Purpose: Thought irisin is recognized as a pivotal modulator for bone formation, its role in regulating skeletal response to exercise training remains unknown. Therefore, we aimed to determine the change of irisin in response to 8-week exercise training and its role in regulating the effects of exercise on bone loss in ovariectomized (Ovx) mice.
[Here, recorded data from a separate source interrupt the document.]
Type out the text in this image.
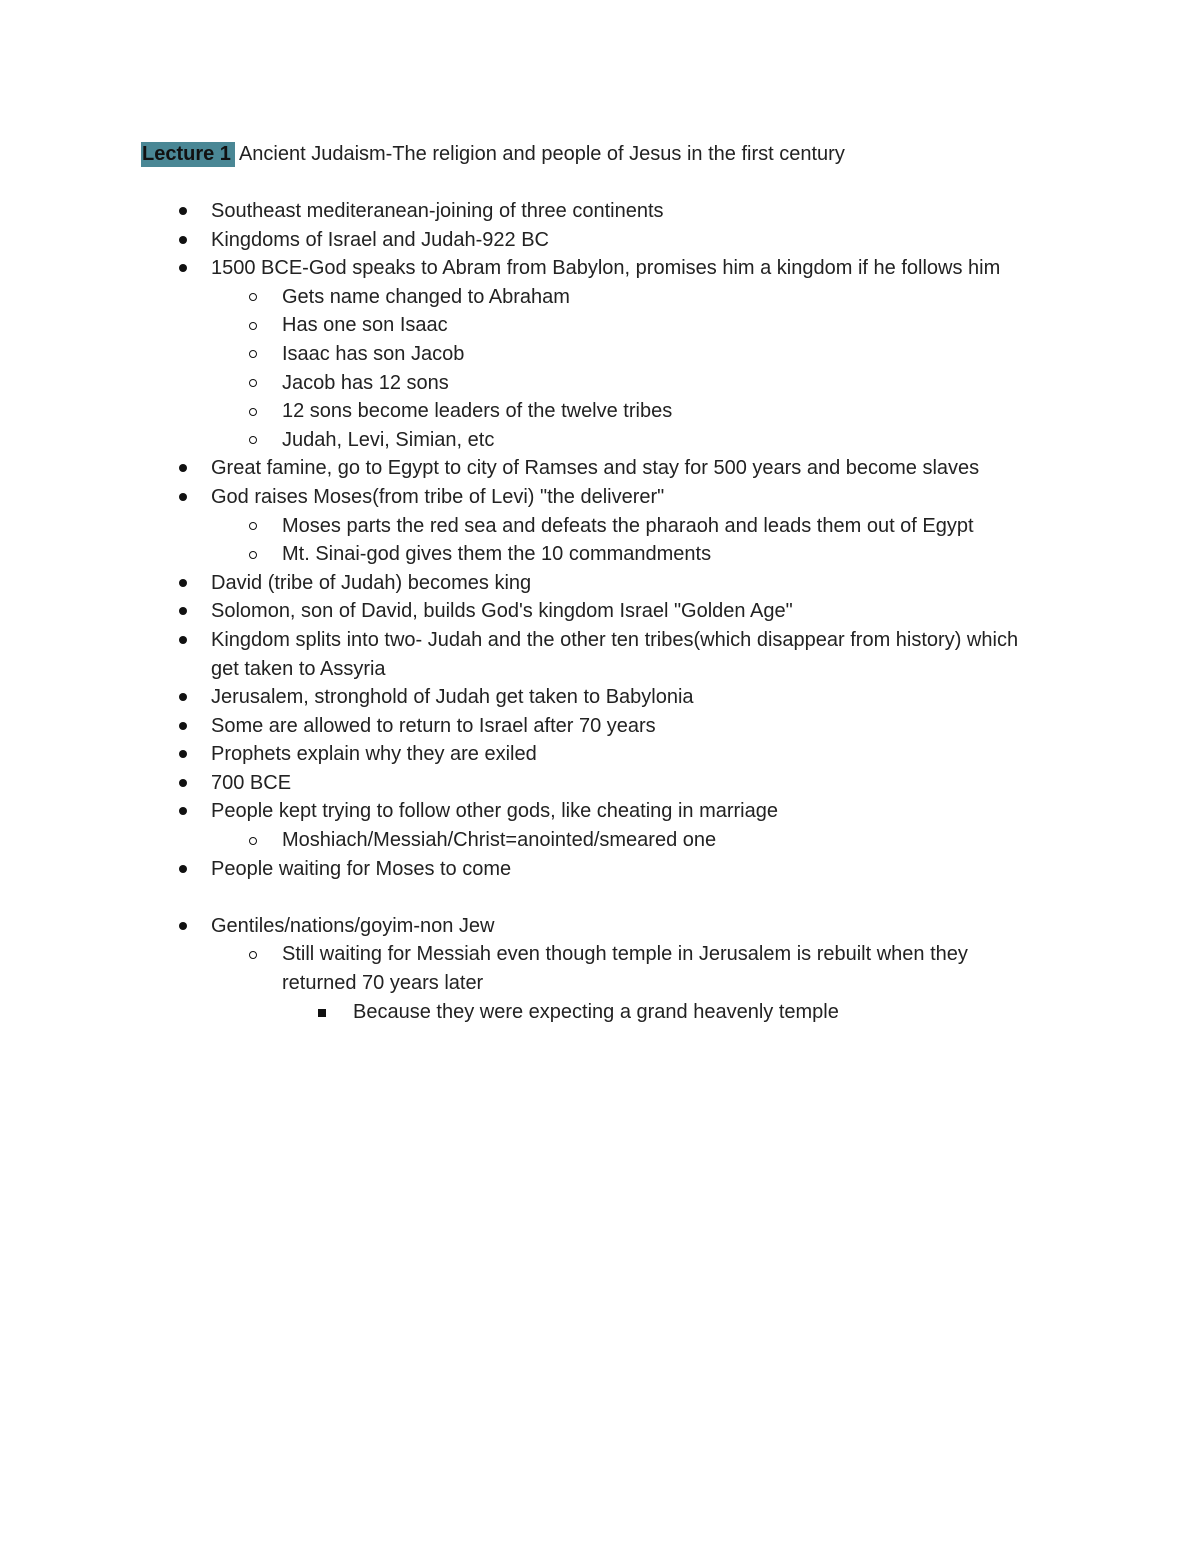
Lecture 1 Ancient Judaism-The religion and people of Jesus in the first century
Southeast mediteranean-joining of three continents
Kingdoms of Israel and Judah-922 BC
1500 BCE-God speaks to Abram from Babylon, promises him a kingdom if he follows him
Gets name changed to Abraham
Has one son Isaac
Isaac has son Jacob
Jacob has 12 sons
12 sons become leaders of the twelve tribes
Judah, Levi, Simian, etc
Great famine, go to Egypt to city of Ramses and stay for 500 years and become slaves
God raises Moses(from tribe of Levi) "the deliverer"
Moses parts the red sea and defeats the pharaoh and leads them out of Egypt
Mt. Sinai-god gives them the 10 commandments
David (tribe of Judah) becomes king
Solomon, son of David, builds God's kingdom Israel "Golden Age"
Kingdom splits into two- Judah and the other ten tribes(which disappear from history) which get taken to Assyria
Jerusalem, stronghold of Judah get taken to Babylonia
Some are allowed to return to Israel after 70 years
Prophets explain why they are exiled
700 BCE
People kept trying to follow other gods, like cheating in marriage
Moshiach/Messiah/Christ=anointed/smeared one
People waiting for Moses to come
Gentiles/nations/goyim-non Jew
Still waiting for Messiah even though temple in Jerusalem is rebuilt when they returned 70 years later
Because they were expecting a grand heavenly temple
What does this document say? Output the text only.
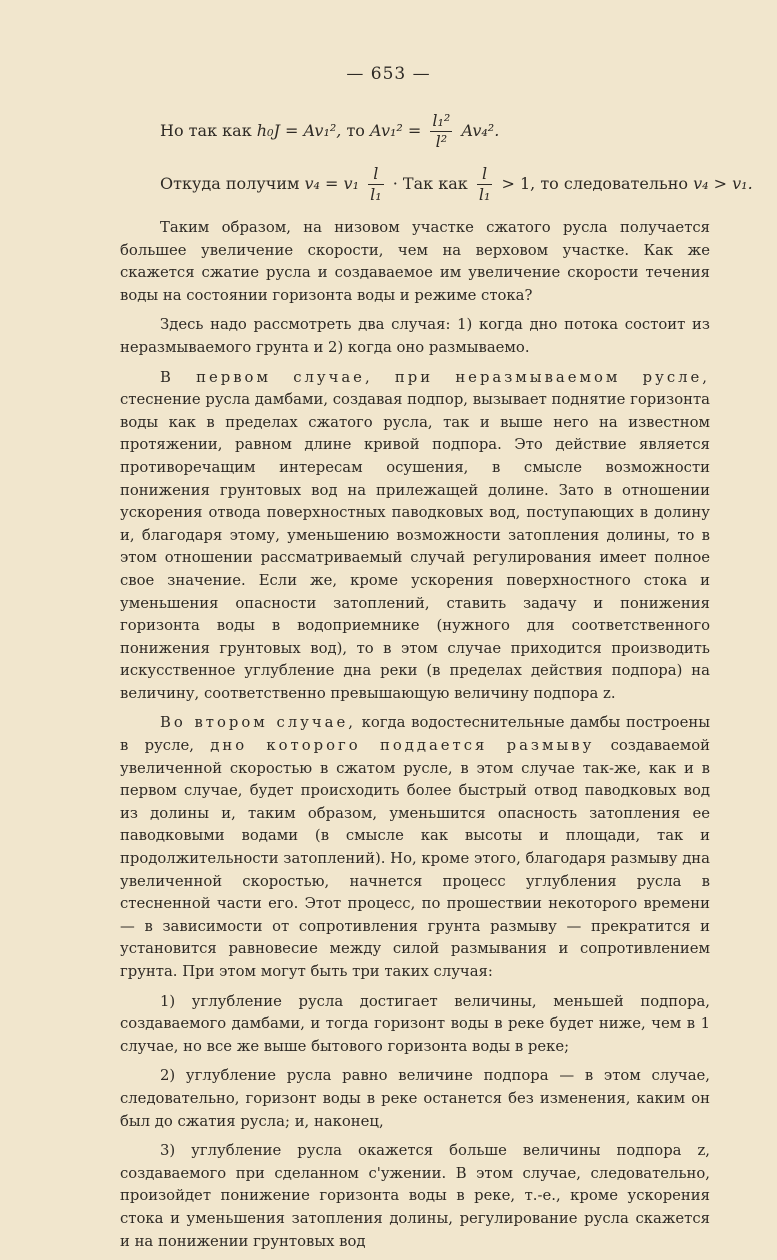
— 653 —
Но так как h₀J = Av₁², то $Av_1^2 = \frac{\text{l₁²}}{\text{l²}} Av_4^2$.
Откуда получим $v_4 = v_1 \frac{l}{\text{l₁}}$ · Так как $\frac{l}{\text{l₁}} > 1$, то следовательно v₄ > v₁.

Таким образом, на низовом участке сжатого русла получается большее увеличение скорости, чем на верховом участке. Как же скажется сжатие русла и создаваемое им увеличение скорости течения воды на состоянии горизонта воды и режиме стока?

Здесь надо рассмотреть два случая: 1) когда дно потока состоит из неразмываемого грунта и 2) когда оно размываемо.

В первом случае, при неразмываемом русле, стеснение русла дамбами, создавая подпор, вызывает поднятие горизонта воды как в пределах сжатого русла, так и выше него на известном протяжении, равном длине кривой подпора. Это действие является противоречащим интересам осушения, в смысле возможности понижения грунтовых вод на прилежащей долине. Зато в отношении ускорения отвода поверхностных паводковых вод, поступающих в долину и, благодаря этому, уменьшению возможности затопления долины, то в этом отношении рассматриваемый случай регулирования имеет полное свое значение. Если же, кроме ускорения поверхностного стока и уменьшения опасности затоплений, ставить задачу и понижения горизонта воды в водоприемнике (нужного для соответственного понижения грунтовых вод), то в этом случае приходится производить искусственное углубление дна реки (в пределах действия подпора) на величину, соответственно превышающую величину подпора z.

Во втором случае, когда водостеснительные дамбы построены в русле, дно которого поддается размыву создаваемой увеличенной скоростью в сжатом русле, в этом случае так-же, как и в первом случае, будет происходить более быстрый отвод паводковых вод из долины и, таким образом, уменьшится опасность затопления ее паводковыми водами (в смысле как высоты и площади, так и продолжительности затоплений). Но, кроме этого, благодаря размыву дна увеличенной скоростью, начнется процесс углубления русла в стесненной части его. Этот процесс, по прошествии некоторого времени — в зависимости от сопротивления грунта размыву — прекратится и установится равновесие между силой размывания и сопротивлением грунта. При этом могут быть три таких случая:

1) углубление русла достигает величины, меньшей подпора, создаваемого дамбами, и тогда горизонт воды в реке будет ниже, чем в 1 случае, но все же выше бытового горизонта воды в реке;

2) углубление русла равно величине подпора — в этом случае, следовательно, горизонт воды в реке останется без изменения, каким он был до сжатия русла; и, наконец,

3) углубление русла окажется больше величины подпора z, создаваемого при сделанном с'ужении. В этом случае, следовательно, произойдет понижение горизонта воды в реке, т.-е., кроме ускорения стока и уменьшения затопления долины, регулирование русла скажется и на понижении грунтовых вод
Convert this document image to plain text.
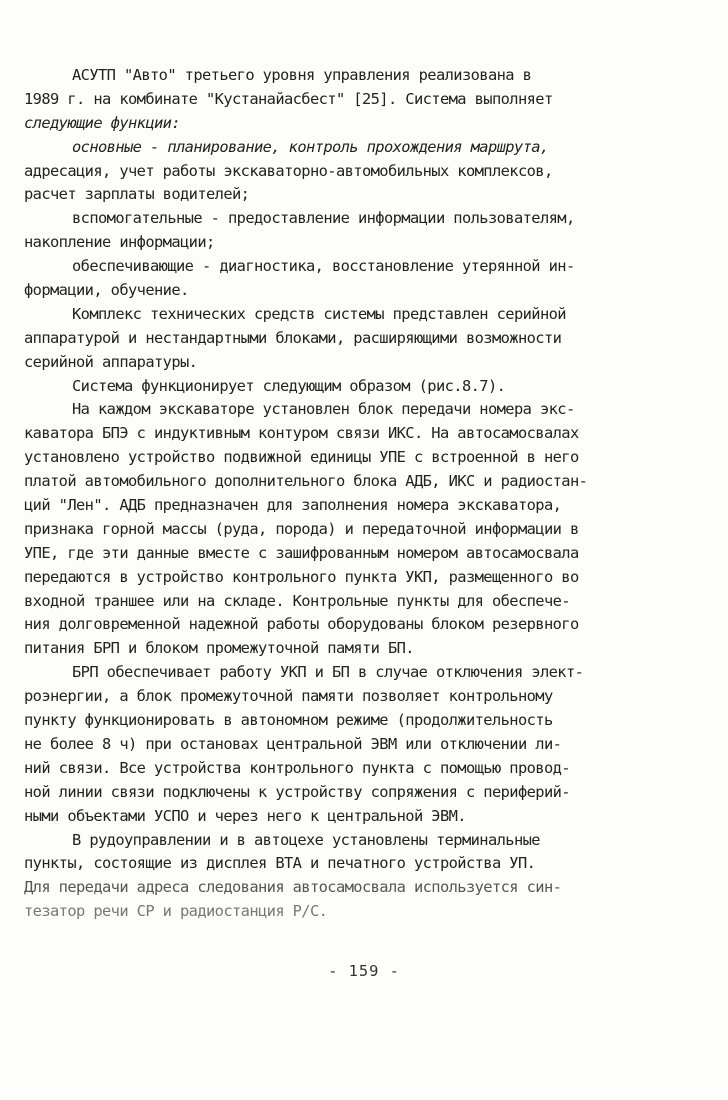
АСУТП "Авто" третьего уровня управления реализована в
1989 г. на комбинате "Кустанайасбест" [25]. Система выполняет
следующие функции:
основные - планирование, контроль прохождения маршрута,
адресация, учет работы экскаваторно-автомобильных комплексов,
расчет зарплаты водителей;
вспомогательные - предоставление информации пользователям,
накопление информации;
обеспечивающие - диагностика, восстановление утерянной ин-
формации, обучение.
Комплекс технических средств системы представлен серийной
аппаратурой и нестандартными блоками, расширяющими возможности
серийной аппаратуры.
Система функционирует следующим образом (рис.8.7).
На каждом экскаваторе установлен блок передачи номера экс-
каватора БПЭ с индуктивным контуром связи ИКС. На автосамосвалах
установлено устройство подвижной единицы УПЕ с встроенной в него
платой автомобильного дополнительного блока АДБ, ИКС и радиостан-
ций "Лен". АДБ предназначен для заполнения номера экскаватора,
признака горной массы (руда, порода) и передаточной информации в
УПЕ, где эти данные вместе с зашифрованным номером автосамосвала
передаются в устройство контрольного пункта УКП, размещенного во
входной траншее или на складе. Контрольные пункты для обеспече-
ния долговременной надежной работы оборудованы блоком резервного
питания БРП и блоком промежуточной памяти БП.
БРП обеспечивает работу УКП и БП в случае отключения элект-
роэнергии, а блок промежуточной памяти позволяет контрольному
пункту функционировать в автономном режиме (продолжительность
не более 8 ч) при остановах центральной ЭВМ или отключении ли-
ний связи. Все устройства контрольного пункта с помощью провод-
ной линии связи подключены к устройству сопряжения с периферий-
ными объектами УСПО и через него к центральной ЭВМ.
В рудоуправлении и в автоцехе установлены терминальные
пункты, состоящие из дисплея ВТА и печатного устройства УП.
Для передачи адреса следования автосамосвала используется син-
тезатор речи СР и радиостанция Р/С.
- 159 -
Methods: Forty 3-month old female C57BL/6 mic were randomly allocated into four groups: (1) Sham-operated (Sham); (2) ovariectomized; (3) Ovx plus 8-week downhill running exercise (Ex); (4) Ovx plus exercise and received twice weekly injection of cyclo RGDyk protein (a putative anti-irisin receptor agents) (ExRg). Results: Ex group showed enhanced cortical and trabecular volumetric bone mineral density (vBMD) (p < 0.05), improved bone microarchitecture, and increased intensity of alkaline phosphatase positive (ALP(+)) cells compared with Ovx group. However, cyclo RGDyk administration weakened the exercise-related improvement of vBMD, BV/TV, and ALP intensity in bone. Serum estradiol, irisin, and bone alkaline phosphatase were higher, whereas circulating tartrate-resistant acid phosphatase was lower in Ex group compared with Ovx group (p < 0.05). Exercise promoted mRNA expression of fibronectin type III domain-containing protein 5 (FNDC5), Akt and β-catenin, and enhanced protein levels of FNDC5, the ratio of phosphorylated Akt (p-Akt) to Akt, and β-catenin (p < 0.05). When irisin pathways were blocked with cyclo RGDyk, increment of Akt, p-Akt/Akt, and β-catenin in Ex mice were attenuated. Conclusion: It is suggested that irisin plays a potential role in regulating skeletal response to exercise partly through its interaction with Akt/β-catenin pathways.